Présentement, le Sénégal est dans un environnement de libéralisme politique et économique. Donc l’Etat ne devrait pas imposer aux convoyeurs privés une seule compagnie aérienne, que ce soit Air Sénégal ou une autre compagnie choisie par lui-même. Ce serait synonyme de monopole octroyé. Or, dans le libéralisme, il n’y a pas de monopole. La politique de libéralisation engendre forcément une saine et libre concurrence entre les privés, mais aussi entre les privés et l’Etat. Cette libéralisation fait mieux l’affaire des pèlerins, contrairement à une privatisation totale qui est une option dans laquelle l’Etat serait exclu du volet convoyage des pèlerins.

Il faut faire la différence entre la libéralisation d’un secteur et la privatisation. Dans le cadre du hadj, l’Etat a libéralisé, et a toujours annoncé sa ferme volonté de privatiser intégralement le pèlerinage.

En ma qualité de journaliste-reporter indépendant et pèlerin, j’ai toujours dit que le pèlerinage est un acte d’adoration. Par conséquent, il ne doit pas être une occasion de faire du business, disposant certains sénégalais voyagistes à élever la barre trop haut et à empêcher d’autres Sénégalais d’effectuer le hadj.
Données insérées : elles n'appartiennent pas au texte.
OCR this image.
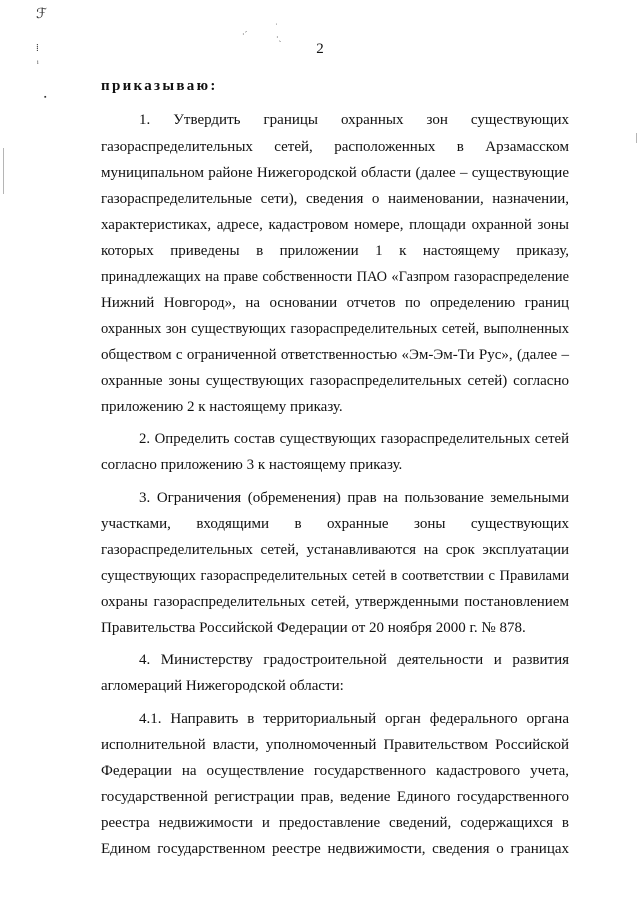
ℱ
⁞
ᵢ
▪
·ˊ
˙
·ˎ
2
приказываю:
1. Утвердить границы охранных зон существующих
газораспределительных сетей, расположенных в Арзамасском
муниципальном районе Нижегородской области (далее – существующие
газораспределительные сети), сведения о наименовании, назначении,
характеристиках, адресе, кадастровом номере, площади охранной зоны
которых приведены в приложении 1 к настоящему приказу,
принадлежащих на праве собственности ПАО «Газпром газораспределение
Нижний Новгород», на основании отчетов по определению границ
охранных зон существующих газораспределительных сетей, выполненных
обществом с ограниченной ответственностью «Эм-Эм-Ти Рус», (далее –
охранные зоны существующих газораспределительных сетей) согласно
приложению 2 к настоящему приказу.
2. Определить состав существующих газораспределительных сетей
согласно приложению 3 к настоящему приказу.
3. Ограничения (обременения) прав на пользование земельными
участками, входящими в охранные зоны существующих
газораспределительных сетей, устанавливаются на срок эксплуатации
существующих газораспределительных сетей в соответствии с Правилами
охраны газораспределительных сетей, утвержденными постановлением
Правительства Российской Федерации от 20 ноября 2000 г. № 878.
4. Министерству градостроительной деятельности и развития
агломераций Нижегородской области:
4.1. Направить в территориальный орган федерального органа
исполнительной власти, уполномоченный Правительством Российской
Федерации на осуществление государственного кадастрового учета,
государственной регистрации прав, ведение Единого государственного
реестра недвижимости и предоставление сведений, содержащихся в
Едином государственном реестре недвижимости, сведения о границах
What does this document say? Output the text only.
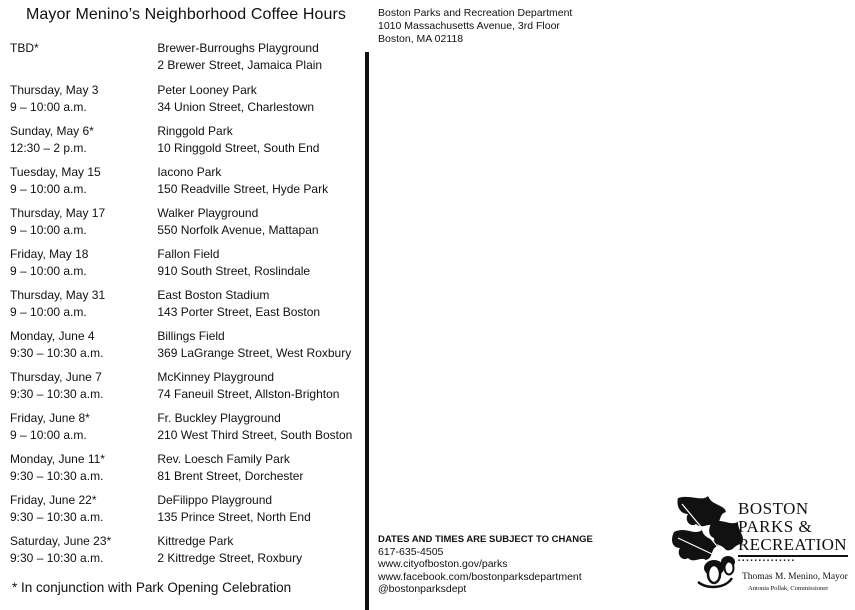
Mayor Menino’s Neighborhood Coffee Hours
TBD*	Brewer-Burroughs Playground
2 Brewer Street, Jamaica Plain
Thursday, May 3
9 – 10:00 a.m.
Peter Looney Park
34 Union Street, Charlestown
Sunday, May 6*
12:30 – 2 p.m.
Ringgold Park
10 Ringgold Street, South End
Tuesday, May 15
9 – 10:00 a.m.
Iacono Park
150 Readville Street, Hyde Park
Thursday, May 17
9 – 10:00 a.m.
Walker Playground
550 Norfolk Avenue, Mattapan
Friday, May 18
9 – 10:00 a.m.
Fallon Field
910 South Street, Roslindale
Thursday, May 31
9 – 10:00 a.m.
East Boston Stadium
143 Porter Street, East Boston
Monday, June 4
9:30 – 10:30 a.m.
Billings Field
369 LaGrange Street, West Roxbury
Thursday, June 7
9:30 – 10:30 a.m.
McKinney Playground
74 Faneuil Street, Allston-Brighton
Friday, June 8*
9 – 10:00 a.m.
Fr. Buckley Playground
210 West Third Street, South Boston
Monday, June 11*
9:30 – 10:30 a.m.
Rev. Loesch Family Park
81 Brent Street, Dorchester
Friday, June 22*
9:30 – 10:30 a.m.
DeFilippo Playground
135 Prince Street, North End
Saturday, June 23*
9:30 – 10:30 a.m.
Kittredge Park
2 Kittredge Street, Roxbury
* In conjunction with Park Opening Celebration
Boston Parks and Recreation Department
1010 Massachusetts Avenue, 3rd Floor
Boston, MA 02118
DATES AND TIMES ARE SUBJECT TO CHANGE
617-635-4505
www.cityofboston.gov/parks
www.facebook.com/bostonparksdepartment
@bostonparksdept
BOSTON
PARKS &
RECREATION
▪▪▪▪▪▪▪▪▪▪▪▪▪▪
Thomas M. Menino, Mayor
Antonia Pollak, Commissioner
L’Etat a certes libéralisé, mais il n’est pas allé jusqu’au bout. En ce qui concerne le hadj, il devrait commencer à libéraliser le transport aérien. Hélas, le gouvernement a imposé Air Sénégal aux convoyeurs privés pour convoyer leurs pèlerins alors que ladite n’arrive toujours pas à faire ses preuves d’autant plus que son billet est beaucoup plus cher que celui pratiqué par les autres compagnies aériennes étrangères établies à Dakar. Et tout le monde sait que le gros du package se trouve sur le billet d’avion. De leur côté, les privés veulent pousser l’Etat à privatiser et à se désengager totalement du convoyage des pèlerins. Dans ce cas de figure, l’Etat laisserait les pèlerins à la merci des privés qui, quoiqu’on dise, sont des businessmen.

Donc s’il y a une entente, même tacite, entre les privés, les agneaux du sacrifice seront les pèlerins ? Ils sont des consommateurs et utilisateurs de prestation, ce qui signifie qu’ils doivent être protégés par l’Etat. Les privés sont libres de faire du business, mais vouloir s’enrichir sur le dos des pèlerins, ce n’est pas normal. Ainsi, je trouve mieux de libéraliser que de privatiser totalement.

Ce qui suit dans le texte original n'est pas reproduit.